Jovas semakin mengeratkan dekapannya. Bukan bermaksud tidak sopan, namun sebisa mungkin dia menangkan gadis itu.

“Diapain kamu? Biar saya balas,” kata Jovas begitu tegas dan dingin. Berbeda seperti Jovas biasanya.

Milla menggeleng enggan menjawab pertanyaan Jovas.

Lalu Jovas menangkap pipi Milla dengan tangan kanannya, dan satu tangan yang dia gunakan untuk menahan tubuh Milla.

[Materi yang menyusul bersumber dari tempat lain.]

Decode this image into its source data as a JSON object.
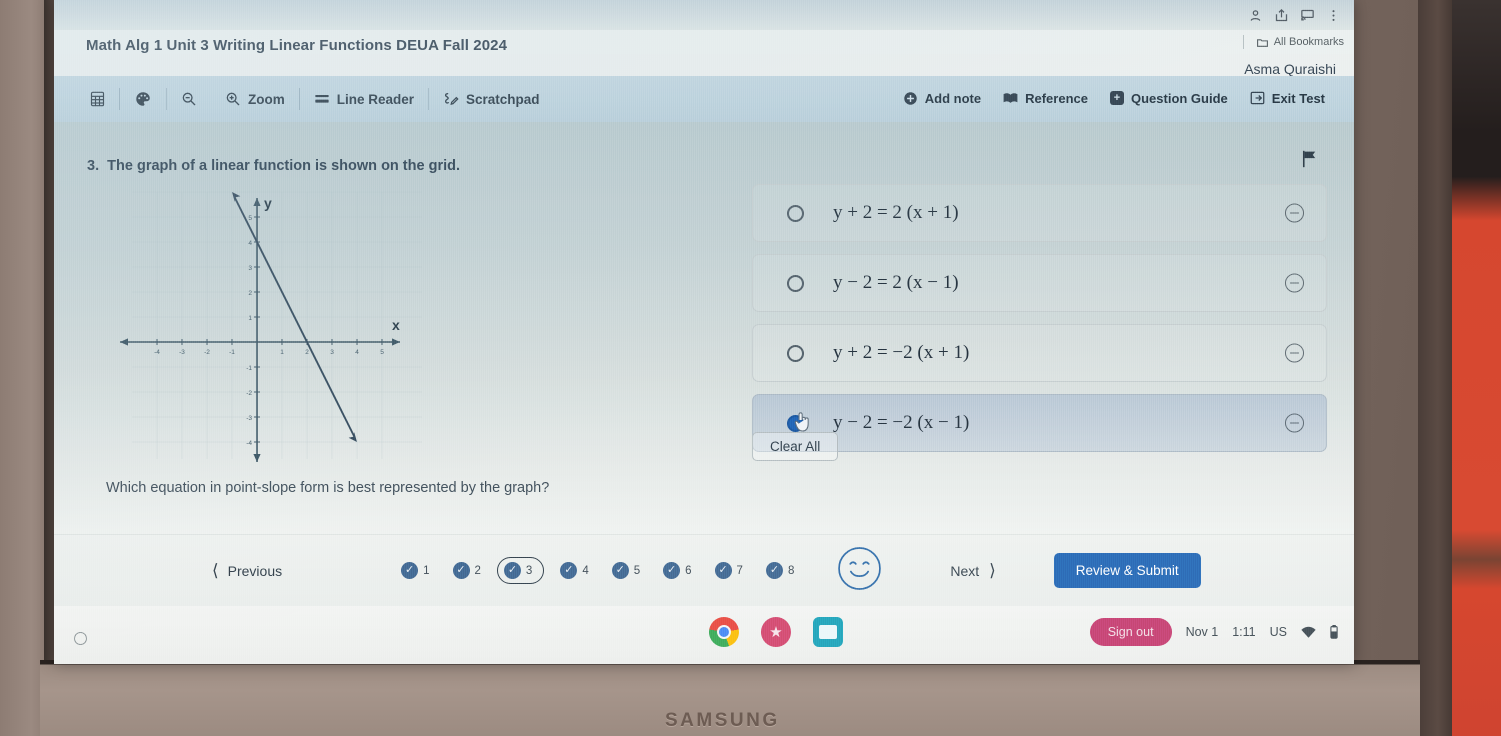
{
  "device": {
    "brand": "SAMSUNG"
  },
  "browser": {
    "all_bookmarks_label": "All Bookmarks",
    "folder_icon": "folder-icon",
    "menu_icon": "kebab-menu-icon",
    "cast_icon": "cast-icon",
    "share_icon": "share-icon",
    "profile_icon": "profile-icon"
  },
  "header": {
    "title": "Math Alg 1 Unit 3 Writing Linear Functions DEUA Fall 2024",
    "student_name": "Asma Quraishi"
  },
  "toolbar": {
    "left_tools": [
      {
        "name": "calculator",
        "icon": "calculator-icon",
        "label": ""
      },
      {
        "name": "color-palette",
        "icon": "palette-icon",
        "label": ""
      },
      {
        "name": "zoom",
        "icon": "zoom-icon",
        "label": "Zoom"
      },
      {
        "name": "line-reader",
        "icon": "line-reader-icon",
        "label": "Line Reader"
      },
      {
        "name": "scratchpad",
        "icon": "scratchpad-icon",
        "label": "Scratchpad"
      }
    ],
    "right_tools": [
      {
        "name": "add-note",
        "icon": "plus-circle-icon",
        "label": "Add note"
      },
      {
        "name": "reference",
        "icon": "book-icon",
        "label": "Reference"
      },
      {
        "name": "question-guide",
        "icon": "guide-icon",
        "label": "Question Guide"
      },
      {
        "name": "exit-test",
        "icon": "exit-icon",
        "label": "Exit Test"
      }
    ]
  },
  "question": {
    "number": "3.",
    "stem": "The graph of a linear function is shown on the grid.",
    "prompt": "Which equation in point-slope form is best represented by the graph?",
    "flag_icon": "flag-icon"
  },
  "chart_data": {
    "type": "line",
    "title": "",
    "xlabel": "x",
    "ylabel": "y",
    "xlim": [
      -5,
      5.6
    ],
    "ylim": [
      -4.8,
      6
    ],
    "xticks": [
      -4,
      -3,
      -2,
      -1,
      1,
      2,
      3,
      4,
      5
    ],
    "yticks": [
      -4,
      -3,
      -2,
      -1,
      1,
      2,
      3,
      4,
      5
    ],
    "grid": true,
    "series": [
      {
        "name": "linear function",
        "equation": "y = -2x + 4",
        "slope": -2,
        "y_intercept": 4,
        "x_intercept": 2,
        "points": [
          [
            -1,
            6
          ],
          [
            0,
            4
          ],
          [
            1,
            2
          ],
          [
            2,
            0
          ],
          [
            3,
            -2
          ],
          [
            4,
            -4
          ]
        ],
        "endpoints_arrows": true,
        "color": "#2e4558"
      }
    ]
  },
  "options": [
    {
      "id": "A",
      "equation": "y + 2 = 2 (x + 1)",
      "selected": false,
      "eliminate_icon": "minus-circle-icon"
    },
    {
      "id": "B",
      "equation": "y − 2 = 2 (x − 1)",
      "selected": false,
      "eliminate_icon": "minus-circle-icon"
    },
    {
      "id": "C",
      "equation": "y + 2 = −2 (x + 1)",
      "selected": false,
      "eliminate_icon": "minus-circle-icon"
    },
    {
      "id": "D",
      "equation": "y − 2 = −2 (x − 1)",
      "selected": true,
      "eliminate_icon": "minus-circle-icon"
    }
  ],
  "clear_all_label": "Clear All",
  "bottom_nav": {
    "previous_label": "Previous",
    "previous_icon": "chevron-left-icon",
    "next_label": "Next",
    "next_icon": "chevron-right-icon",
    "review_submit_label": "Review & Submit",
    "smiley_icon": "smiley-face-icon",
    "questions": [
      {
        "number": "1",
        "answered": true,
        "current": false
      },
      {
        "number": "2",
        "answered": true,
        "current": false
      },
      {
        "number": "3",
        "answered": true,
        "current": true
      },
      {
        "number": "4",
        "answered": true,
        "current": false
      },
      {
        "number": "5",
        "answered": true,
        "current": false
      },
      {
        "number": "6",
        "answered": true,
        "current": false
      },
      {
        "number": "7",
        "answered": true,
        "current": false
      },
      {
        "number": "8",
        "answered": true,
        "current": false
      }
    ]
  },
  "shelf": {
    "launcher_icon": "launcher-circle-icon",
    "apps": [
      {
        "name": "chrome",
        "icon": "chrome-icon"
      },
      {
        "name": "app-red",
        "icon": "red-app-icon"
      },
      {
        "name": "app-teal",
        "icon": "teal-app-icon"
      }
    ],
    "sign_out_label": "Sign out",
    "date": "Nov 1",
    "time": "1:11",
    "locale": "US",
    "wifi_icon": "wifi-icon",
    "battery_icon": "battery-icon"
  },
  "colors": {
    "accent": "#1d62b3",
    "toolbar_bg": "#bdd3de",
    "selected_option": "#aabcd0",
    "sign_out": "#c3376b",
    "graph_line": "#2e4558"
  }
}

Wajah Milla begitu berantakan, luka dimana-mana. Di mata, hidung, pelipis, bahkan bibir seperti baru digigit begitu kuat.

“Bilang ke saya, Milla.”

Milla menangis sesegukan, dia tetap tidak mau menjawab, malah gadis itu menenggelamkan wajahnya di dada bidang Jovas.

“Bawa bajingan itu Robert,” perintah Jovas dengan menggebu-gebu.

Robert menatap Jovas, sedikit tidak percaya dengan apa yang baru saja Jovas ucapkan. Jovas, pria yang selalu dia dengar dari Milla adalah pria yang tidak kasar atau pria lembut. Namun kini berbeda dari biasanya.

“Dia udah lecehkan perempuan mu,” sambung Jovas, berhasil membuat Robert terpancing emosinya.

Tanpa berbicara lagi, Robert menyeret Rifan dari sana. Kalau bisa sangat ingin dia lemparkan ke neraka.

“Aku di sini, jangan nangis lagi, ya? Aku akan temenin kamu, aku gak akan ninggalin kamu. Aku janji kami gak akan alami ini lagi. Trust me, Milla Gill.